Gen. Joseph E. Johnston

March 23, 1891 Baltimore, Md. Twelve Cents A Week

First Manassas : 140th Anniversary

August 02, 2001

The military career of Gen. Joseph E. Johnston, which began over sixty years ago, was marked by conspicuous gallantry at the outset and by masterly generalship against overwhelming odds at the close.

In Florida and in Mexico he exhibited a daring courage, which was proved by the number of his wounds, and at the same time demonstrated that his military abilities were of a very high order.

Inheriting a martial spirit from his father, who, when a mere lad, became a revolutionary soldier, he was wedded to his profession, which was for him, as it was for Lee, a noble science, to which he dedicated all his energies.

With Lee, he was one of the most notable of a group of young officers who before the war were regarded as "coming men" in the army - a group that included several Marylanders, with whom both Johnston and Lee were on terms of affectionate intimacy.

When the war began, he, like Lee, resigned his commission rather than fight against his native state, Virginia, and it was on Virginia's soil that he contributed so largely to the first brilliant victory of the Confederacy - the first Bull Run or Manassas. While the credit for that remarkable triumph must be shared by him with Beauregard, it cannot be denied that but for his strategy in rendering Patterson's forces inoperative and marching to the assistance of Beauregard, the latter would probably not have been able to crush McDowell and to put his army to so demoralizing a rout as that which followed the battle.
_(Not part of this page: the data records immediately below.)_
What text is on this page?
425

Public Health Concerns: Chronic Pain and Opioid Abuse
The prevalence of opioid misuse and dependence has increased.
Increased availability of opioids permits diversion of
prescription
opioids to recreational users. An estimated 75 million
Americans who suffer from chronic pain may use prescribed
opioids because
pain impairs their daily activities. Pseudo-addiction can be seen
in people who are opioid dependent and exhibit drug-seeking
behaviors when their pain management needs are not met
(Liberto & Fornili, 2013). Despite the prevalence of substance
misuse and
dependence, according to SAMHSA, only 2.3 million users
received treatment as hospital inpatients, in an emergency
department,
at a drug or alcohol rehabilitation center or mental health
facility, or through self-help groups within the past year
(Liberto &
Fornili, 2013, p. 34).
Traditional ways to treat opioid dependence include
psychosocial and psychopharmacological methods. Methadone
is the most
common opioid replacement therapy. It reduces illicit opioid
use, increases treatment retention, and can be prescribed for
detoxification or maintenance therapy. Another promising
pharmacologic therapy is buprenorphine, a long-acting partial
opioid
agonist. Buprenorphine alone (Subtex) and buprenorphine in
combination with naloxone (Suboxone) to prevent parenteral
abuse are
Unfortunately, General Johnston's ideas as to the proper method of conducting operations came into conflict with those of the authorities at Richmond, and it has been claimed, and probably with justice, on his behalf, that he was not permitted to work out to their full fruition the plans he had formed for battling Sherman.

His value to the Confederacy was seen however, in the disasters that followed his removal from command, and his military reputation was fully vindicated when President Davis and his advisors turned to him in their extremity as the only man capable of repairing the damage that had been done. But it was then too late, and although General Johnston loyally exerted himself to the utmost of his powers, the doomed Confederacy toppled to its fall.

Johnston stands with Lee and Jackson among the great commanders of the Confederacy, and Virginia, which may be called the mother of generals as well as the mother of Presidents, has every reason to be proud of her distinguished son.

A pure, high-minded gentleman, an intrepid soldier, a master of the art of war, whom the greatest of his enemies respected and feared, he presents to us and those who come after us a noble type of the cultured American. The closing years of his life were spent in the service of a reunited country - that country for which he had fought and bled in his earlier years, and in peaceful and friendly intercourse with those whom he had confronted as enemies on the field of battle.

It was singularly appropriate that his last notable appearances before the public should have been as the central figure at the unveiling of the Richmond monument to Lee, the comrade and friend of his youth and his fellow-hero of the Confederacy, and as one of the chief mourners at the bier of his old adversary, Sherman, who preceded him by only a few short weeks to the grave.

SKETCH OF THE DECEASED.

A Soldier of Three Wars - A Great Tactician and a Brave Fighter.

Joseph Eggleston Johnston was a son of Peter Johnston, of Prince Edward county, Va., who was a soldier in Lee's Legion in the Revolutionary war, which legion he joined in the early part of the year 1779. He served in this legion to the end of the war with zeal and distinction, when he adopted the profession of law, in which, too, he acquired distinction as well as in political life. He was a judge of the Court of Appeals of Virginia. In 1788 he married Mary Wood, the daughter of Valentine Wood by his wife Lucy Henry, sister of Patrick Henry.

Joseph Eggleston Johnston, the eighth son of this couple, was born February 3, 1807, was graduated at the United States Military Academy in 1829 in the same class with Robert E. Lee, and was commissioned second lieutenant in the fourth artillery.

He served in garrison at Fort Columbus, N.Y., in 1830-'1; at Fort Monroe, Va., in 1831-'2; was in the Black Hawk expedition in 1832; in garrison at Charleston, S.C., in 1832-3; at Fort Monroe in 1833-'4; at Fort Madison, N.C., in 1834; and on topographical duty in 1834-'5; he was made first lieutenant fourth artillery 31st of July, 1836; was aide-de-camp to Gen. Winfield Scott in the Seminole war in 1836-'8, and resigned on 31st of May, 1837.

He was a civil engineer in 1837-'8, and was appointed first lieutenant in the corps of topographical engineers 7th of July, 1838, and brevetted captain for gallantry in the war with the Florida Indians.